As we all know, this case will have many ramifications on our freedom and our ability to do business (especially in regards to creating jobs) and the general malaise many business owners are feeling. I think it will be the most important decision the Supreme Court will make in the first quarter of the 21st Century, at least. So we need to think carefully here. To continue:

Looked at from the vantage point of the original Constitution, ObamaCare should be dead on arrival. But the New Deal transformation of long-established Commerce Clause jurisprudence has introduced a set of unprincipled (but fine-grained) distinctions that turn the law into a mass of linguistic absurdities that should lead ordinary people to question the collective sanity of the legal profession. From the straightforward prose of the Commerce Clause, Judge Silberman concludes (accurately) that “[t]oday, the only recognized limitations are that (1) Congress may not regulate non-economic behavior based solely on an attenuated link to interstate commerce, and (2) Congress may not regulate intrastate economic behavior if its aggregate impact on interstate commerce is negligible.”
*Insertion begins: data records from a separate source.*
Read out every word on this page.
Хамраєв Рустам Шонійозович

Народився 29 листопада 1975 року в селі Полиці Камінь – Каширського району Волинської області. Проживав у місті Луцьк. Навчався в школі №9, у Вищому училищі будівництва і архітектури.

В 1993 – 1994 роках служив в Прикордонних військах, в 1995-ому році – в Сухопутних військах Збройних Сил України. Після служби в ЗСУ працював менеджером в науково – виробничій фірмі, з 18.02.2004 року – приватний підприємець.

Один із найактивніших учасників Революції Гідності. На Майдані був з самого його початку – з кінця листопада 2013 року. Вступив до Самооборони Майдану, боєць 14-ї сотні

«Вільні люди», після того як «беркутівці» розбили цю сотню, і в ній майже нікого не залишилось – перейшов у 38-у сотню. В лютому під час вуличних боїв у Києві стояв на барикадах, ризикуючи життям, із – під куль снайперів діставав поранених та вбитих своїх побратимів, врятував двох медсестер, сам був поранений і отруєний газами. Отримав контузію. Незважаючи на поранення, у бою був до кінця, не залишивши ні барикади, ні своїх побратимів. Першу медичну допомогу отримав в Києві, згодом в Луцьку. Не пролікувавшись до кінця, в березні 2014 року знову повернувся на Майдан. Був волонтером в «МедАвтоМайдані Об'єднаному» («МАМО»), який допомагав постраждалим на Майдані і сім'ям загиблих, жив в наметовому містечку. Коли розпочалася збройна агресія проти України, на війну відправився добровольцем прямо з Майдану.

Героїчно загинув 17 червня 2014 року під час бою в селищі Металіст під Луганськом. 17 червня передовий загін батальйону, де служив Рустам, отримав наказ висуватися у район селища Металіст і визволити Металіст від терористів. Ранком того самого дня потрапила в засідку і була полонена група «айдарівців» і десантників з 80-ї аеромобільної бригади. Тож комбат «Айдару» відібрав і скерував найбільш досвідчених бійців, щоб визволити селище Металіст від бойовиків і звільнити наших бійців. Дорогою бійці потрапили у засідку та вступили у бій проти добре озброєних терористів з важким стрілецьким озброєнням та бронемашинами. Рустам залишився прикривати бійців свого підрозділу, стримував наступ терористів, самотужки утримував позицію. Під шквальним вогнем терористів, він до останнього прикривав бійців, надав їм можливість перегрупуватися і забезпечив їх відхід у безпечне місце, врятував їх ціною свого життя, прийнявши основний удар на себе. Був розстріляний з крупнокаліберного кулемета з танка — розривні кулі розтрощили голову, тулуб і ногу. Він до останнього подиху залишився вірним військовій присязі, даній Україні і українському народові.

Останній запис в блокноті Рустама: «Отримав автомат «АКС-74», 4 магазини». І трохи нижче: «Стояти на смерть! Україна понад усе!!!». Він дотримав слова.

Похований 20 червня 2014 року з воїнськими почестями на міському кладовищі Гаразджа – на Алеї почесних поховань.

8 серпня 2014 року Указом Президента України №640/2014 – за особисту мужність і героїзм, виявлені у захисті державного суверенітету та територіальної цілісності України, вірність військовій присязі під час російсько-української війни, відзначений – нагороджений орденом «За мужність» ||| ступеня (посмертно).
From this dubious premise (which has no mooring in either the text or history of the Commerce Clause), Judge Silberman’s closing salvo in Seven-Sky then waxes eloquently on “the imperative that Congress be free to forge national solutions to national problems, no matter how local—or seemingly passive—their individual origins.” In one well-crafted sentence, he has managed to encapsulate everything that is wrong with our modern Commerce Clause jurisprudence.

Do I need to tell you, although I am a laymen, I completely agree. To continue:

In making this grand claim, Judge Silberman at no point cites the key 1824 decision of Chief Justice John Marshall in Gibbons v. Ogden on the proper scope of the Commerce Clause. At issue in Gibbons was whether Gibbons, the operator of two steamboats from New Jersey to New York, had to respect the exclusive franchise that had originally been given to Robert Fulton and Robert Livingstone (and assigned to Ogden) to operate steamboats in New York state waters.

Justice Marshall held that these voyages were within interstate commerce, meaning that the federal law trumped this form of state action. In so doing, however, he made clear the limits of the federal power. “State inspection laws, health laws, and laws for regulating the internal commerce of a State, and those which respect turnpike roads, ferries, &c. are not within the power granted to Congress.” New York’s monopoly, therefore, was not disturbed with respect to boats that started and ended their journeys in New York state water. Marshall could not have been clearer: “Comprehensive as the word ‘among’ is, it may very properly be restricted to that commerce which concerns more States than one.”

Mr Epstein carries on the history of the muddled interpretations that made the New Deal ‘legal’ and on down to the present day. That includes the famous Wickard v Filburn where the Supreme Court decided that feeding your own wheat to your own cows had a substantial impact on interstate commerce. Since it was decided by the Supreme Court, I would have to call this Supreme Silliness.

If you want to understand the background, you should read his article, besides it’s interesting to see how perfectly clear English can be perverted over the years.

I have very little to add to his scholarship. I would however remind you that if the government can force you to buy insurance, they can force you to buy anything else they desire. Is there a mandated Chevy Volt in your future?